The biggest advantage of the low contention mode is that no extra metadata is required to keep track of the read and write sets of threads. Instead, the writing thread is assumed to conflict with all reading threads. In the cases when writes are rare, this scheme works because for most of the time, it will only be readers performing non-conflicting operations. If, however, write operations occur quite often, then the monitor should switch to high contention mode, in which a finer grained conflict detection scheme is used.
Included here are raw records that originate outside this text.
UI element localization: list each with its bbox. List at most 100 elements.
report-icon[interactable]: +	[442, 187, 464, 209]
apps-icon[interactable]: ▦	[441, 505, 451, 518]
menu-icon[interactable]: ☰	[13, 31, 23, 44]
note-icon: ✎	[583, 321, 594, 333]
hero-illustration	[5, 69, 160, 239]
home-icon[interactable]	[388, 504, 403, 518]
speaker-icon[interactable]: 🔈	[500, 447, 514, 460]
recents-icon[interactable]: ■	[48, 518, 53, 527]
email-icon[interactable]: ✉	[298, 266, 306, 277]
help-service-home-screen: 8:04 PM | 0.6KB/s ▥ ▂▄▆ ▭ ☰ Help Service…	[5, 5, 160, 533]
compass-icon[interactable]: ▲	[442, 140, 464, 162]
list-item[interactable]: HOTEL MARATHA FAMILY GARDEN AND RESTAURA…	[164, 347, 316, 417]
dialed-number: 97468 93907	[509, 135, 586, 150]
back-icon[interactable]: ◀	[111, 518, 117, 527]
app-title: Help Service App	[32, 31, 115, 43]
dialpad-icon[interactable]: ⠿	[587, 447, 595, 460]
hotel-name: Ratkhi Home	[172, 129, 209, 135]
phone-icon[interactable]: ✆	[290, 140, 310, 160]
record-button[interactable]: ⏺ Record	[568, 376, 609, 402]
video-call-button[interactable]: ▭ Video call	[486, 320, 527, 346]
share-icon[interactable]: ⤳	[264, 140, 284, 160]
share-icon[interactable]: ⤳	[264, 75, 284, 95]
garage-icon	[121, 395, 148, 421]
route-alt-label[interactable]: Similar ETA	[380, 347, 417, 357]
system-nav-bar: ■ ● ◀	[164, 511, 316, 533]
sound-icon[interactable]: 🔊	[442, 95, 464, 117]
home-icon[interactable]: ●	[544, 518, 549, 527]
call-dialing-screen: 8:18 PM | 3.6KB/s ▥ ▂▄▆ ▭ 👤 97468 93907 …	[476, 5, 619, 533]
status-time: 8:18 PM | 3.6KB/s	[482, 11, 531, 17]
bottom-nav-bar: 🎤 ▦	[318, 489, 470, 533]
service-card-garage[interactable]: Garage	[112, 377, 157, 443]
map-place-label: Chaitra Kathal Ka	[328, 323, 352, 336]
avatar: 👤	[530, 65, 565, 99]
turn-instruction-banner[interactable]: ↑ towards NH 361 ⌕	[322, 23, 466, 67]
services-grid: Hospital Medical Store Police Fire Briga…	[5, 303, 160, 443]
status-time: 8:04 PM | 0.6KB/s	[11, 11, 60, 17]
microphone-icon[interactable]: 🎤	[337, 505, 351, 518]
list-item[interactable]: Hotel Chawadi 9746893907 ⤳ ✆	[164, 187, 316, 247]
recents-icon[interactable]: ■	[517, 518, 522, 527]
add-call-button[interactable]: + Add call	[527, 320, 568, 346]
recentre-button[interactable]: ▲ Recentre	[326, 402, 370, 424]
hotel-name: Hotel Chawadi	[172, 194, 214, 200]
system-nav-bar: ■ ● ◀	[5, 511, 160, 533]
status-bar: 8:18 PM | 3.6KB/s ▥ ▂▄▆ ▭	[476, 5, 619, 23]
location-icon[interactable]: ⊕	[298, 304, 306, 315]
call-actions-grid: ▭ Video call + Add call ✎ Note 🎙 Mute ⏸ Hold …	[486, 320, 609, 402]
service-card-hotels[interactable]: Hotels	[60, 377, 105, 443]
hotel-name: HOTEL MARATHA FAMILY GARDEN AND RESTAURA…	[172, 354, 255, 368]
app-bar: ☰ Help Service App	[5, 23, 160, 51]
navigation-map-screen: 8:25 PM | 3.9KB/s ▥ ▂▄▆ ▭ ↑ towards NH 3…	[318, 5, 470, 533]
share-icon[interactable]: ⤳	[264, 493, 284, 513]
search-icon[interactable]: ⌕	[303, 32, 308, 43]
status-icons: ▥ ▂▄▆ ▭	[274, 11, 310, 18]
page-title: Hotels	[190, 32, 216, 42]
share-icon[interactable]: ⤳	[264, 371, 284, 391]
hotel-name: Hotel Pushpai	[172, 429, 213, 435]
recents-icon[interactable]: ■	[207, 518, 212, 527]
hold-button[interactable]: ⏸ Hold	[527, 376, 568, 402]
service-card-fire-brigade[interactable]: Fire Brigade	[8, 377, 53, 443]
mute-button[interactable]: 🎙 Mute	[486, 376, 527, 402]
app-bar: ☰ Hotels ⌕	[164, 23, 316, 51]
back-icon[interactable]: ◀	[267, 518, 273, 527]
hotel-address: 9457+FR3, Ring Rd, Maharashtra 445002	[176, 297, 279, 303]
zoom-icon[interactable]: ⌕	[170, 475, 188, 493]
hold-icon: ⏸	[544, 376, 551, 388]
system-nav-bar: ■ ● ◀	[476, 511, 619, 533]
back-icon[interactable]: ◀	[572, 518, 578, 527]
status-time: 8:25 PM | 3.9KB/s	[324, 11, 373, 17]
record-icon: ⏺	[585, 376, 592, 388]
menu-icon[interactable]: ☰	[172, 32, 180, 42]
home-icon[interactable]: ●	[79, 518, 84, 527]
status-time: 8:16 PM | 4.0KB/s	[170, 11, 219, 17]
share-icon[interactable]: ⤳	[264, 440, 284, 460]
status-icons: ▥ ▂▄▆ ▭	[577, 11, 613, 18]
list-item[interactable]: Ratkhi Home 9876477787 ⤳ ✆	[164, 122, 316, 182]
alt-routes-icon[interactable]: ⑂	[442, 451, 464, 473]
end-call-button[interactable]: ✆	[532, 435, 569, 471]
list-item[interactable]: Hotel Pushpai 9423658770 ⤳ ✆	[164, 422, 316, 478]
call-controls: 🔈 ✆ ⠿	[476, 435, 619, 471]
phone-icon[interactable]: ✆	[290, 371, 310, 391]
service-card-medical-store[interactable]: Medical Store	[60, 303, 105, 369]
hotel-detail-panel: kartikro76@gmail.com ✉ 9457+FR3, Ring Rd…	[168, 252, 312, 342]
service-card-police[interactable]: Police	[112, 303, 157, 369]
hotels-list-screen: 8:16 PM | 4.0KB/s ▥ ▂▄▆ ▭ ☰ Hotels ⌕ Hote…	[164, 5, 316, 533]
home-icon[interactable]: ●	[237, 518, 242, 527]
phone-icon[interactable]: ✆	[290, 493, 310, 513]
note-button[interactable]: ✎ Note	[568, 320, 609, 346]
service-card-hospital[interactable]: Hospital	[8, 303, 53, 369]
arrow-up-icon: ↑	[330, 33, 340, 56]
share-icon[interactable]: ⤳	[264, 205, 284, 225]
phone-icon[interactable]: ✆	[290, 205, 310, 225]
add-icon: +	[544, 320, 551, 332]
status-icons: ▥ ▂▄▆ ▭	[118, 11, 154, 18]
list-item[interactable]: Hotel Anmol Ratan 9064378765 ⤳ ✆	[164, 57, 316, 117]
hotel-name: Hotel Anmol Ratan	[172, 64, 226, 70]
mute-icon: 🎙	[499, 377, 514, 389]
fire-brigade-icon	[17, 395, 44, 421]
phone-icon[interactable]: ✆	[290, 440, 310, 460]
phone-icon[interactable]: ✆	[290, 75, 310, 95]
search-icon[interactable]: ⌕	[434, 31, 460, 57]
The high contention mode differs from low contention mode by the following features. First, the monitor object has a global write signature, which holds the union of the write set of all committed threads in a “session”. Accordingly, each transaction has two thread local signatures, one for read set and anothe for write set. The signatures are populated as transactions read and write data items. Validating transactions intersect their read signatures with the global write signature using bitwise AND. If the intersection indicates that there is no overlap between these two sets, then validation succeeds. At commit time, the write signature is merged into the global signature using bitwise OR. Second, the high contention mode allows multiple writers. To avoid reading uncommitted data, writers must take a copy of the objects it writes into, and then modify them locally. Uncommitted objects are not made public until commit time. Third, threads are not prevented from entering the monitor before some thread in the monitor commits. After the commit, threads trying to enter the monitor are blocked, because otherwise they might be falsely aborted due to false positives of conflict detection. In other words, non-overlapping transactions are now allowed to enter the monitor for the same seccion. Similar to the low contention case, once threads are blocked from entering the monitor, the number of threads in the monitor can only decrease. When the last thread leaves the monitor, it clears the global write signature, and decrements the thread number counter, finishing the current session. After that, threads waiting for the monitor can enter, which automatically starts a new session.